La route du future dite de 5e génération (R5G) ne sera plus un simple lien d’un point A à un point B.

Cette dernière a évoluée au fil des années avec des procédés visant la sécurité comme les chaussées drainantes et l’environnement direct avec les chaussées offrant une réduction de niveau sonore en autre, mais aucun lien vers une autre activité, aucun suivi n’était possible.

Son futur ne sera plus statique mais connecté vers l’information, l’environnement, la sécurité, la gestion et le bien-être de l’utilisateur.

Des projets initiés par le ministre des transports Frédéric Cuvillier(1) ont déjà vu le jour en 2016 avec une expérimentation concernant 3 000 véhicules intelligents sur cinq sites (2), qui rouleront sur plus de 2 000 kilomètres de routes connectées équipées de bornes Wi-Fi.

C’est une Volonté européenne qui veut « des voitures connectées sur les routes européennes dès 2019 (3)» comme le prévoit Violeta Bulc, Commissaire européenne aux transports, dans sa feuille de route pour le développement des systèmes de transports intelligents et coopératifs en Europe.

prototype

Un prototype de route intelligente est à l’étude à Marne-la-Vallée (77). (IFSTTAR)*

La route connectée aura comme ambition de :

  • Réduire les accidents avec la voiture autonome (4) équipée de ses capteurs LIDAR* permettant la modélisation de son environnement proche en 3D
  • Réduire les consommations énergétiques des véhicules et le rejet des gaz à effet de serre, en optimisant la gestion du trafic, afin d’avoir des durées de trajet moins longues.
  • Renforcer la sécurité en informant des modifications, travaux ou accidents en temps réel. Les situations routières stressantes pour les usagers pourront ainsi être évitées.
  • De recharger les véhicules électriques en circulant sur la voie spécifique à cet effet. Wattway(5)
  • De produire de l’énergie. (6) Selon l’ADEME*, un seul kilomètre de route ainsi équipée suffirait à éclairer une ville de 5 000 habitants
  • Donner une meilleure visibilité de la route sans avoir recours à un éclairage traditionnel par lampadaires. Des bandes banches qui s’illuminent la nuit en ayant absorbé l’énergie solaire le jour. Projet européen « Glowing Lines » (7)
  • D’auto-diagnostiquer la chaussée, augmentant ainsi la sécurité et la rentabilité des activités de maintenance. Aujourd’hui, seules des inspections régulières permettent de détecter des anomalies nécessitant réparation.
  • permettre une anticipation des coûts et réduction des temps de travaux (Chaussée démontable avec accès direct aux réseaux).
  • Développer le co-voiturage et autres moyens de transport pour réduire le nombre de voitures, et donc réaffecter des zones piétonnes et végétalisés pour un meilleur cadre de vie.

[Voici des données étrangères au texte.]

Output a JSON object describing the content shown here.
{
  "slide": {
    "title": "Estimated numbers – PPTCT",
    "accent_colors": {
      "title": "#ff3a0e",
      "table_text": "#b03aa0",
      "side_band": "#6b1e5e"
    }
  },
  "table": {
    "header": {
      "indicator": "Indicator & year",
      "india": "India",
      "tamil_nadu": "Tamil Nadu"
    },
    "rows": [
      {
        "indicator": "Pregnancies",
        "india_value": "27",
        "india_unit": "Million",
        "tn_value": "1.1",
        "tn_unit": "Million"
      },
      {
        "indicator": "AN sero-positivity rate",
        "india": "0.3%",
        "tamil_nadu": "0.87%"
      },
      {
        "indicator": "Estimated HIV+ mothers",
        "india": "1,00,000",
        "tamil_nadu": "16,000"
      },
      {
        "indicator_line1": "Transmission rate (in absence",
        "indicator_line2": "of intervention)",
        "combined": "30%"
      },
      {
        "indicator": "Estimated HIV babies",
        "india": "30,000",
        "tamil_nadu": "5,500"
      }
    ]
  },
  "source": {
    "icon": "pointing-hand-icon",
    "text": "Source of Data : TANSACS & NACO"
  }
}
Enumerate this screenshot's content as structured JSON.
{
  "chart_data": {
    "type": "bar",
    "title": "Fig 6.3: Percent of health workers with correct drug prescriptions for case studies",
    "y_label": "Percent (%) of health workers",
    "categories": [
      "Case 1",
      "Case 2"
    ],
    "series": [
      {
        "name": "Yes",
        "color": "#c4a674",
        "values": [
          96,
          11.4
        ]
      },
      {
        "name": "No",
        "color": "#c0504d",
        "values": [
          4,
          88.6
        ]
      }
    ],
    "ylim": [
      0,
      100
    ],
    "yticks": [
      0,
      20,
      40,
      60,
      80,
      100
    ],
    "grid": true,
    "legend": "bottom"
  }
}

Toutes ces ambitions donneront naissances à des objets connectés, des processus ayant comme valeur ajouté de l’information, de la coordination, de la coopération, de l’anticipation de problèmes, de gestion du cycle de vie et de sécurité.

Tous ces points ne se retrouvent t’ils pas actuellement dans un mode projet BIM ?

*IFSTTAR : Institut français des sciences et technologies des transports, de l’aménagement et des réseaux.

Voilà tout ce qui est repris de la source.